Younger and younger children want their share of the social networking craze, but popular Web sites such as MySpace and Facebook are reserved for older crowds. So sites are now aiming at children 14 and under, with online worlds where their animated personas can play games, chat with others their age and even engage in adultlike activities such as e-commerce.
This week, Disney announced the acquisition of Club Penguin, a virtual world for children that's been around less than two years but has grown to 12 million registered users, largely without marketing. Disney executives said the deal, valued at as much as $700 million depending on the company's performance, won't result in changes to the Club Penguin site, which requires parental permission for membership and doesn't have advertising.
But the deal has prompted child advocates to ask whether kids are helped or harmed by exposure to the Web.
"The perception in most of our minds is that Disney is wholesome and surely would not do anything to harm children," said Peggy S. Meszaros, director of the Center for Information Technology Impacts on Children, Youth and Families at Virginia Tech. "But it's dangerous to believe that any company in business to make money has the consumer interest at heart, whether it's a young child or adult."
There are a growing number of sites that claim to offer entertainment and education for children.
Disney said it wants to invest in sites where parents can be assured of their children's safety against adult content and contact from strangers, said Steve Wadsworth, president of Walt Disney Internet Group.
"It's a critical priority," he said. "This is one of the many types of entertainment that kids can and should be exposed to." Wadsworth said Disney does not plan to advertise on Club Penguin; the site sells premium memberships at $5.95 a month or $57.95 for a year.
Other sites targeted at kids, such as Whyville, make money primarily off corporate sponsorships for virtual product placement.
Whyville said its sponsored programs help kids learn about the real world, such as one funded by Toyota. There, children can buy virtual cars, make virtual monthly payments and review their virtual credit scores. If they fall behind on their payments, the car is virtually repossessed.
"Marketing done right involves real benefits to the kids," who learn about how the real world works, said James Bower, founder and chief executive of Whyville's parent company, Numedeon. "It's not parasitic, sugar-coated cereal advertising on television."
Some advocacy groups worry that Internet marketing could have a similar effect as television ads, which they say contribute to childhood-development problems, including obesity, youth violence, erosion of creativity and promotion of materialistic values.

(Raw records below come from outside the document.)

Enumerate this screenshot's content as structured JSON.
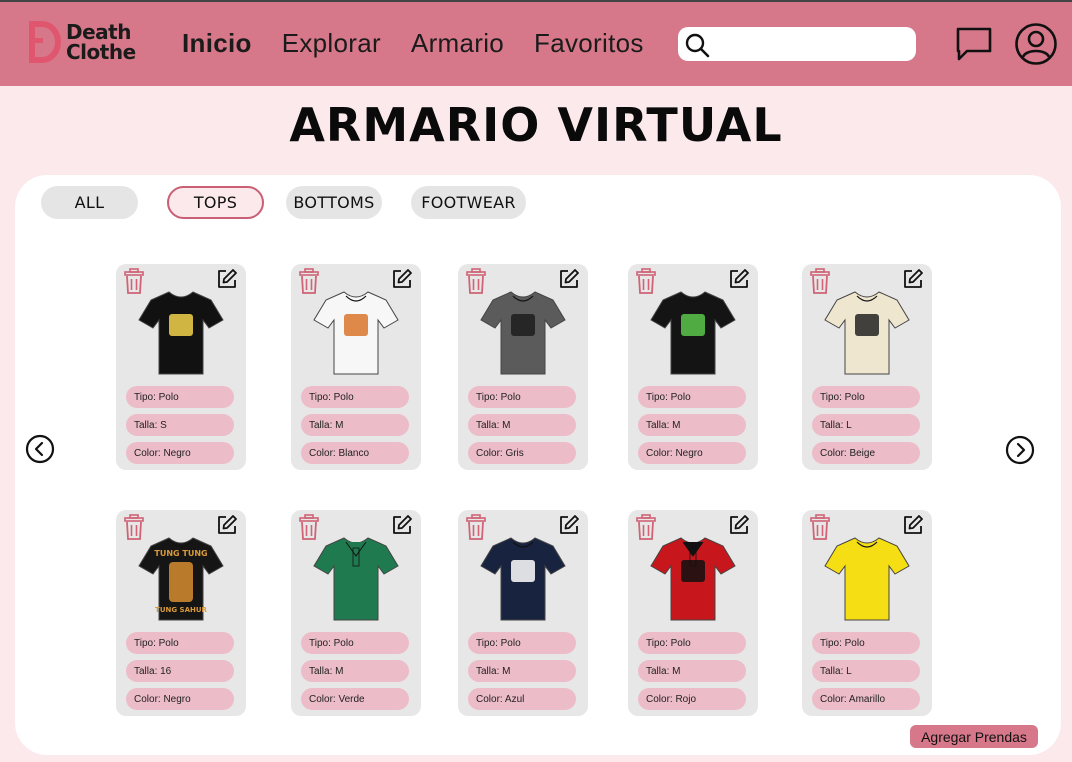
{
  "brand": {
    "line1": "Death",
    "line2": "Clothe",
    "accent": "#e0566f"
  },
  "nav": [
    {
      "label": "Inicio",
      "active": true
    },
    {
      "label": "Explorar",
      "active": false
    },
    {
      "label": "Armario",
      "active": false
    },
    {
      "label": "Favoritos",
      "active": false
    }
  ],
  "search": {
    "placeholder": ""
  },
  "title": "ARMARIO VIRTUAL",
  "filters": [
    {
      "label": "ALL",
      "selected": false
    },
    {
      "label": "TOPS",
      "selected": true
    },
    {
      "label": "BOTTOMS",
      "selected": false
    },
    {
      "label": "FOOTWEAR",
      "selected": false
    }
  ],
  "cards": [
    {
      "tipo": "Tipo: Polo",
      "talla": "Talla: S",
      "color": "Color: Negro",
      "swatch": "#111111",
      "collar": "tee",
      "print": "#f2d24b"
    },
    {
      "tipo": "Tipo: Polo",
      "talla": "Talla: M",
      "color": "Color: Blanco",
      "swatch": "#f7f7f7",
      "collar": "tee",
      "print": "#d9742b"
    },
    {
      "tipo": "Tipo: Polo",
      "talla": "Talla: M",
      "color": "Color: Gris",
      "swatch": "#5b5b5b",
      "collar": "tee",
      "print": "#1d1d1d"
    },
    {
      "tipo": "Tipo: Polo",
      "talla": "Talla: M",
      "color": "Color: Negro",
      "swatch": "#141414",
      "collar": "tee",
      "print": "#59c64a"
    },
    {
      "tipo": "Tipo: Polo",
      "talla": "Talla: L",
      "color": "Color: Beige",
      "swatch": "#efe6cf",
      "collar": "tee",
      "print": "#222222"
    },
    {
      "tipo": "Tipo: Polo",
      "talla": "Talla: 16",
      "color": "Color: Negro",
      "swatch": "#151515",
      "collar": "tee",
      "print": "#b97a2b",
      "print_text": [
        "TUNG TUNG",
        "TUNG SAHUR"
      ]
    },
    {
      "tipo": "Tipo: Polo",
      "talla": "Talla: M",
      "color": "Color: Verde",
      "swatch": "#1f7a4f",
      "collar": "polo",
      "print": "#1f7a4f"
    },
    {
      "tipo": "Tipo: Polo",
      "talla": "Talla: M",
      "color": "Color: Azul",
      "swatch": "#18233f",
      "collar": "tee",
      "print": "#ffffff"
    },
    {
      "tipo": "Tipo: Polo",
      "talla": "Talla: M",
      "color": "Color: Rojo",
      "swatch": "#c8161d",
      "collar": "polo",
      "print": "#111111"
    },
    {
      "tipo": "Tipo: Polo",
      "talla": "Talla: L",
      "color": "Color: Amarillo",
      "swatch": "#f5de13",
      "collar": "tee",
      "print": "#f5de13"
    }
  ],
  "add_button": "Agregar Prendas",
  "colors": {
    "header": "#d6788a",
    "background": "#fbe9eb",
    "tag": "#ecbcc9",
    "trash": "#d06376"
  }
}
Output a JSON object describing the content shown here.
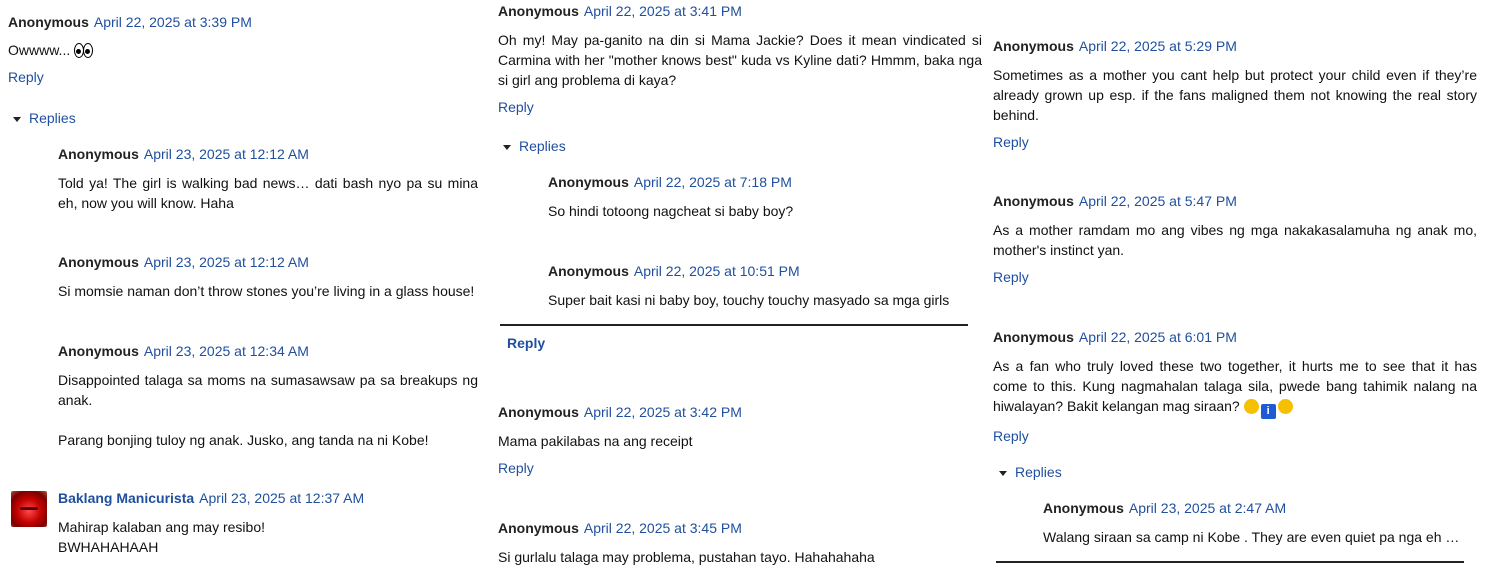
{
  "col1": {
    "c1": {
      "author": "Anonymous",
      "date": "April 22, 2025 at 3:39 PM",
      "text": "Owwww... ",
      "reply": "Reply"
    },
    "replies_label": "Replies",
    "r1": {
      "author": "Anonymous",
      "date": "April 23, 2025 at 12:12 AM",
      "text": "Told ya! The girl is walking bad news… dati bash nyo pa su mina eh, now you will know. Haha"
    },
    "r2": {
      "author": "Anonymous",
      "date": "April 23, 2025 at 12:12 AM",
      "text": "Si momsie naman don’t throw stones you’re living in a glass house!"
    },
    "r3": {
      "author": "Anonymous",
      "date": "April 23, 2025 at 12:34 AM",
      "text1": "Disappointed talaga sa moms na sumasawsaw pa sa breakups ng anak.",
      "text2": "Parang bonjing tuloy ng anak. Jusko, ang tanda na ni Kobe!"
    },
    "r4": {
      "author": "Baklang Manicurista",
      "date": "April 23, 2025 at 12:37 AM",
      "text1": "Mahirap kalaban ang may resibo!",
      "text2": "BWHAHAHAAH"
    }
  },
  "col2": {
    "c1": {
      "author": "Anonymous",
      "date": "April 22, 2025 at 3:41 PM",
      "text": "Oh my! May pa-ganito na din si Mama Jackie? Does it mean vindicated si Carmina with her \"mother knows best\" kuda vs Kyline dati? Hmmm, baka nga si girl ang problema di kaya?",
      "reply": "Reply"
    },
    "replies_label": "Replies",
    "r1": {
      "author": "Anonymous",
      "date": "April 22, 2025 at 7:18 PM",
      "text": "So hindi totoong nagcheat si baby boy?"
    },
    "r2": {
      "author": "Anonymous",
      "date": "April 22, 2025 at 10:51 PM",
      "text": "Super bait kasi ni baby boy, touchy touchy masyado sa mga girls"
    },
    "reply_bold": "Reply",
    "c2": {
      "author": "Anonymous",
      "date": "April 22, 2025 at 3:42 PM",
      "text": "Mama pakilabas na ang receipt",
      "reply": "Reply"
    },
    "c3": {
      "author": "Anonymous",
      "date": "April 22, 2025 at 3:45 PM",
      "text": "Si gurlalu talaga may problema, pustahan tayo. Hahahahaha"
    }
  },
  "col3": {
    "c1": {
      "author": "Anonymous",
      "date": "April 22, 2025 at 5:29 PM",
      "text": "Sometimes as a mother you cant help but protect your child even if they’re already grown up esp. if the fans maligned them not knowing the real story behind.",
      "reply": "Reply"
    },
    "c2": {
      "author": "Anonymous",
      "date": "April 22, 2025 at 5:47 PM",
      "text": "As a mother ramdam mo ang vibes ng mga nakakasalamuha ng anak mo, mother's instinct yan.",
      "reply": "Reply"
    },
    "c3": {
      "author": "Anonymous",
      "date": "April 22, 2025 at 6:01 PM",
      "text": "As a fan who truly loved these two together, it hurts me to see that it has come to this. Kung nagmahalan talaga sila, pwede bang tahimik nalang na hiwalayan? Bakit kelangan mag siraan? ",
      "reply": "Reply"
    },
    "replies_label": "Replies",
    "r1": {
      "author": "Anonymous",
      "date": "April 23, 2025 at 2:47 AM",
      "text": "Walang siraan sa camp ni Kobe . They are even quiet pa nga eh …"
    }
  }
}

"It teaches them impulsive buying and unthinking brand loyalty," said Susan Linn, a psychologist and co-founder of Campaign for a Commercial-Free Childhood. It is also more difficult for parents to monitor what their children do on the Internet than what they watch on TV, she said, and children engage with the products longer through the Internet than they would watching a television commercial.
Virginia Tech's Meszaros acknowledged that exposure to computer technology and the Internet can be important for a child's development, but so can other activities, such as reading, outdoor exercise and social interaction, she said.
"You don't want too much of any of those, but if parents aren't careful, kids will choose the things they love best," she said. "That may not always be what's best for them."